PHYSIOLOGICAL AND MOLECULAR MECHANISMS OF HEAVY METAL TOLERANCE AND TRANSPORT IN THE HYPERACCUMULATOR PLANT SPECIES, THLASPI CAERULESCENS

摘要

Heavy metal pollution of the environment is significant problem throughout the world. One possible avenue for heavy metal decontamination of the environment is phytoremediation, which is a technology based on the remarkable abilities of certain plant species to tolerate and accumulate extremely high concentrations of heavy metals. One of the best known heavy metal hyperaccumulator plant species is Thlaspi caerulescens, which is a Zn/Cd-hyperaccumulator that can accumulate and tolerate up to 30,000 ppm Zn and 10,000 ppm Cd in the shoots without exhibiting toxicity symptoms. The research described in this dissertation focuses on identifying gene(s) that may be responsible for the extreme heavy metal accumulation phenotype in Thlaspi caerulescens. In the research conducted here, it was demonstrated that xylem metal loading may play a key role in heavy metal hyperaccumulation. In initial studies, the influence of altered plant metal status on metal (Zn, Cd) accumulation in Thlaspi caerulescens showed that increased metal status stimulated subsequent heavy metal (Cd) accumulation in the shoots but not roots, suggesting that growth on high metal levels stimulates metal loading into the xylem. Subsequently, a heavy metal transporting P1B-type ATPase, TcHMA4, was cloned from Thlaspi caerulescens and shown to mediate cellular heavy metal efflux and tolerance when expressed in yeast. TcHMA4 is expressed primarily in the root vascular tissue and its expression is strongly upregulated upon exposure to high concentrations of heavy metals.
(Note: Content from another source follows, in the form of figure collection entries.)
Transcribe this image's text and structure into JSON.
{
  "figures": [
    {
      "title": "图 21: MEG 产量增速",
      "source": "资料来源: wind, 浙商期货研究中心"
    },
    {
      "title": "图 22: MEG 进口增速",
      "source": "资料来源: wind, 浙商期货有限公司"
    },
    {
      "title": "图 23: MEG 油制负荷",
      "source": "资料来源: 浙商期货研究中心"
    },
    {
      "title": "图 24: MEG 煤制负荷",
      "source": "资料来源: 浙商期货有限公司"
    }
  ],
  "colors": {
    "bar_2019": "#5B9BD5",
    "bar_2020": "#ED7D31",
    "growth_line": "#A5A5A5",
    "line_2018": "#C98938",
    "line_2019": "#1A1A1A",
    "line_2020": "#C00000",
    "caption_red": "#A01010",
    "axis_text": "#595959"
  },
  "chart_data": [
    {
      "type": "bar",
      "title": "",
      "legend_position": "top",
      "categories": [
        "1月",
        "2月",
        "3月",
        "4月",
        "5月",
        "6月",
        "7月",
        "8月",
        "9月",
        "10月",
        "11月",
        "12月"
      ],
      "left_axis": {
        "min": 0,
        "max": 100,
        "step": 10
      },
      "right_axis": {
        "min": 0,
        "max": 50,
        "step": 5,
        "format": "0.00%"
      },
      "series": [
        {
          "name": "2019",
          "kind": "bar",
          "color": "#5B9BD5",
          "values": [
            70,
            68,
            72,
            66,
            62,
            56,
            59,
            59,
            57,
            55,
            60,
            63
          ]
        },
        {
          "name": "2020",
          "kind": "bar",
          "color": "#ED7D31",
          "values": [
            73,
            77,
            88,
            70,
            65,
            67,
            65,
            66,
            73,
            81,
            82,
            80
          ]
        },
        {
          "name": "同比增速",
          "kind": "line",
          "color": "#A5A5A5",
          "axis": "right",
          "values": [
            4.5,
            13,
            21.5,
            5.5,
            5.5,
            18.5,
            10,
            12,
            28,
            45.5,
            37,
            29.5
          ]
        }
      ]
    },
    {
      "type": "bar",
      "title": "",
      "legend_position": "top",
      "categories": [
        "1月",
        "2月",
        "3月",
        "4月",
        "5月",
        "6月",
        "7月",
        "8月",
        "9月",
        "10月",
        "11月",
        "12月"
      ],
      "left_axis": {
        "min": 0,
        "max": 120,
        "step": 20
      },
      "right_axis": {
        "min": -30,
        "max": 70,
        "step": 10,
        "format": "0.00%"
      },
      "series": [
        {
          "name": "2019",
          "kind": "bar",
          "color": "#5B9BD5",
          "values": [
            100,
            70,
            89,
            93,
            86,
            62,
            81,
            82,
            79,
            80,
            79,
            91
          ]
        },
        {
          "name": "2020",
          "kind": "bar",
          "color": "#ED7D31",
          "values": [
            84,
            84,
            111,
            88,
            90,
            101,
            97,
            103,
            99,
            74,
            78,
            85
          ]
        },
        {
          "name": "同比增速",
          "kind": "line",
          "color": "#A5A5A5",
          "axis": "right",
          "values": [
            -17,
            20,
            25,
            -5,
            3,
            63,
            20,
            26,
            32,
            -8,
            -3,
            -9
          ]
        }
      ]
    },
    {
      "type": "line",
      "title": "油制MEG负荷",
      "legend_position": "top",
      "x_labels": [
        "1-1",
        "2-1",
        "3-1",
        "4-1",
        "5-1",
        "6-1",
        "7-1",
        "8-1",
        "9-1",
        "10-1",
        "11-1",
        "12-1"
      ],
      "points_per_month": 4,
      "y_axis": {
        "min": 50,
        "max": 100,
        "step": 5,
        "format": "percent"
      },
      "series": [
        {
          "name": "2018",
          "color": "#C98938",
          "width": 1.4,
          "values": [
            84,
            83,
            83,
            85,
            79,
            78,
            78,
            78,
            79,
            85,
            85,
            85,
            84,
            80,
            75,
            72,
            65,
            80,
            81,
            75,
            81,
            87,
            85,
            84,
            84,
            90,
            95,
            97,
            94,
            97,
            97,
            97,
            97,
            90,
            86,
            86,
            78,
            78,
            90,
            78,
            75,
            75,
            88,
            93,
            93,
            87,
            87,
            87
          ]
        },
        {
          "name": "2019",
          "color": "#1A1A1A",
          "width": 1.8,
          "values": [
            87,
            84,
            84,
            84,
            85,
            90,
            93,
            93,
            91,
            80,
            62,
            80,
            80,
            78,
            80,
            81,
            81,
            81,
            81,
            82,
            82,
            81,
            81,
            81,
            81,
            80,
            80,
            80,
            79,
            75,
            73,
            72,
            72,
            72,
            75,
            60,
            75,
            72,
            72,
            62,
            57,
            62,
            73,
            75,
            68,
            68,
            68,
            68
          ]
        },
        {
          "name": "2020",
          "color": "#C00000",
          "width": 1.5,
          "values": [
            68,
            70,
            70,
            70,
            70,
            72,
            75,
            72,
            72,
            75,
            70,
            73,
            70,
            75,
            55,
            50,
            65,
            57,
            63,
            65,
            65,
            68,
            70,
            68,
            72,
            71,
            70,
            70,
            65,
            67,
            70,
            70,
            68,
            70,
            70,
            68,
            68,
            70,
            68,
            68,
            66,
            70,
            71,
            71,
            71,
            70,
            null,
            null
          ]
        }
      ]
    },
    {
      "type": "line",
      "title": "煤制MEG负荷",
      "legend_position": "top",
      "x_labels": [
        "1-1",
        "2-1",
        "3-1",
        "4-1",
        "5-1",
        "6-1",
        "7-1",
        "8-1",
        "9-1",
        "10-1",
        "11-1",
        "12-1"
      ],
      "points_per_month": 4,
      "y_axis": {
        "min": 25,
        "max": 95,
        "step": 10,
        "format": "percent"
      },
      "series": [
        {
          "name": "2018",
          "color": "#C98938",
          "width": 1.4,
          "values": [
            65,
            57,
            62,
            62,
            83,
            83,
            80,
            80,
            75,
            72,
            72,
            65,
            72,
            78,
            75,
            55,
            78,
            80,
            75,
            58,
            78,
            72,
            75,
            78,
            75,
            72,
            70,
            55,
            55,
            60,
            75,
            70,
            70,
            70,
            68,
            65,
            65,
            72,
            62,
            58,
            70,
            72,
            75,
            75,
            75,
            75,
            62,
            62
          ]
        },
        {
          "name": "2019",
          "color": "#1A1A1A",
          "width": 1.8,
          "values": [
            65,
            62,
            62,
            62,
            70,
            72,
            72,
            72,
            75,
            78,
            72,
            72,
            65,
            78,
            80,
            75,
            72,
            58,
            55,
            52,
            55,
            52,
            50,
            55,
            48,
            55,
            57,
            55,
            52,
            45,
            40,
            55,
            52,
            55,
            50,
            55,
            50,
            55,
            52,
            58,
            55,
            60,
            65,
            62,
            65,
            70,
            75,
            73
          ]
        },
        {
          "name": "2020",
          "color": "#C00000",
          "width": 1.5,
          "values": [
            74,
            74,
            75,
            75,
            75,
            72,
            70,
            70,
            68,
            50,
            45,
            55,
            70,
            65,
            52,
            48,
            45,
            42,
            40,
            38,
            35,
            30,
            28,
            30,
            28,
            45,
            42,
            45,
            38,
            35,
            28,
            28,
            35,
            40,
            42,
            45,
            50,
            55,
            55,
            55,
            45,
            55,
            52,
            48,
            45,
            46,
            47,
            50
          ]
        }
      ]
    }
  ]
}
These findings indicate that TcHMA4 may be responsible for metal xylem loading, and thus play a key role in the enhanced root to shoot metal translocation that is so important to hyperaccumulation. Furthermore, peptides derived from the C terminus of the TcHMA4 protein that harbor several heavy metal binding domains were shown to confer a significant increase in metal accumulation and tolerance when expressed in transgenic yeast (Saccharomyces cerevisiae) and plants (Arabidopsis thaliana). These findings indicate that the C terminus peptides have the capacity to serve as heavy metal binding ligands, and may be useful for enhancing the phytoremediation potential of plants via biotechnology.